No sé nada de poesía, pero puedo reconocer a un poeta cuando lo veo.

De todo lo que se dijo -mucho, y con justicia- sobre Juan Gelman en ocasión de recibir el premio Cervantes, lo he olvidado todo salvo un verso a partir del cual se pueden construir universos. Es parte de un poema llamado Sí, y constituye una de esas frases que uno querría escribir en todas las paredes de la ciudad y hasta en la propia tumba a modo de epitafio. El verso encierra en tan sólo cuatro palabras un plan de vida, un programa revolucionario (que empieza, como cuadra a un poeta, revolucionando el lenguaje) y un mensaje para las generaciones por venir, a modo de definición de la condición humana. Dice (¿simplemente?) así:

‘El emperrado corazón amora'.

No sé ustedes, pero a mí me gustaría ganarme el derecho a sentirme expresado por ese verso.

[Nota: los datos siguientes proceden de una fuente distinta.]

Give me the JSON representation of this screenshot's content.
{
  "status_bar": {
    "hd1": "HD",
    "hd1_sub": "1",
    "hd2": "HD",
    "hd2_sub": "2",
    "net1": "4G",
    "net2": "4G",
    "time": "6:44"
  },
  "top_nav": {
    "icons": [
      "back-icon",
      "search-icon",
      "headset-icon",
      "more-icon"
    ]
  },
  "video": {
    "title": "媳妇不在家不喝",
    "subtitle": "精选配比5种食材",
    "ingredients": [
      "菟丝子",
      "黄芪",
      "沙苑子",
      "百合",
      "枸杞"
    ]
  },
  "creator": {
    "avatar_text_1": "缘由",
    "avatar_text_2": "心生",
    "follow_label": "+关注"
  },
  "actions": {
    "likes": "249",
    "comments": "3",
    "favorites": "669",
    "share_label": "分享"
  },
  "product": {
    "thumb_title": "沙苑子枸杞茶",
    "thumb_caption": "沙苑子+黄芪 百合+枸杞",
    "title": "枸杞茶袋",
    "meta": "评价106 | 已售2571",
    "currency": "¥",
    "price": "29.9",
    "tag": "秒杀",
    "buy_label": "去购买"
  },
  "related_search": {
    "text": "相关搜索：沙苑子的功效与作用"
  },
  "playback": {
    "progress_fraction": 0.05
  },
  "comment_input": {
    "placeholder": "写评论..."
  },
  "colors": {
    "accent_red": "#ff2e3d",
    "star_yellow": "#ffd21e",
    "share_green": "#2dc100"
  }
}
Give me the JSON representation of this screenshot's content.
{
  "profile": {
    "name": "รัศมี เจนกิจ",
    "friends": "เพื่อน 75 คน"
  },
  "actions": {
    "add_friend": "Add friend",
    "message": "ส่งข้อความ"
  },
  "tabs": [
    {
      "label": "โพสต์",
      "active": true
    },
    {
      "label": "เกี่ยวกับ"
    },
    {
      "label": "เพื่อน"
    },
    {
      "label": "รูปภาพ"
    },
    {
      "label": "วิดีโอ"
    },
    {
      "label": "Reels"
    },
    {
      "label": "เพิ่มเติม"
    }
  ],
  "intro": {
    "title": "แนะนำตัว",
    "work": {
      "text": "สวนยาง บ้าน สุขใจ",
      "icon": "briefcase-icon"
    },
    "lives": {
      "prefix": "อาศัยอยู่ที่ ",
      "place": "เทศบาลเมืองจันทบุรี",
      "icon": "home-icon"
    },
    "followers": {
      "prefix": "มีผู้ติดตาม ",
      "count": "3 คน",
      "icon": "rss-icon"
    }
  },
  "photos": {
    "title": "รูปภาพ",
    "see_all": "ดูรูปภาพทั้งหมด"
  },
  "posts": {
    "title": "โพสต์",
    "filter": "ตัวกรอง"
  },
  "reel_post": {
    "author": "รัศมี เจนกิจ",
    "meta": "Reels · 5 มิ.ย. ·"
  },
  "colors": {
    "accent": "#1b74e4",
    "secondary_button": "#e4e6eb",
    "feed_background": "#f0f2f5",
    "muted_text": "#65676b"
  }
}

La sorpresa fue el segundo poeta a quien descubrí entre tanto artículo celebratorio. Se llamaba -se llama- Marcelo Gelman, era -es- el hijo de Juan que fue víctima de la dictadura militar y no tiene -creo- obra édita individual, pero me basta con el corto poema que llegó a mis manos para considerarlo en la misma categoría que su padre. El texto formó parte de la extensa charla que Horacio Verbitsky sostuvo con Juan Gelman en Madrid, en un hueco entre uno y otro homenaje, y que publicó Página 12 hace algunos días. Gelman recordó allí una cena durante la cual Marcelo escribió un poema sobre un mantel de estraza. Versos que, como resulta inevitable en un padre huérfano de hijo, Juan recordó de memoria:

‘la oveja negra

pace en el campo negro

sobre la nieve negra

bajo la noche negra

junto a la ciudad negra

donde lloro vestido de rojo'.

Gelman dice haber conservado algunos otros poemas de Marcelo, que han sido publicados en una antología de poetas desaparecidos (‘Hay más de cien', aclara: más de cien poetas muertos, otro de los tristes records de la dictadura.) Según Juan, muchos de esos poemas suenan a ‘auto profecías cumplidas'. Supongo que Gelman se referirá a intuiciones que aquellos poetas habrán tenido sobre su propio destino. Pero en esta Argentina del campo maldito, cubiertas por cenizas de un volcán y llena de gente que parece añorar la noche negra, los que lloramos vestidos de rojo somos mucho más que cien; el poema-profecía también nos nombra.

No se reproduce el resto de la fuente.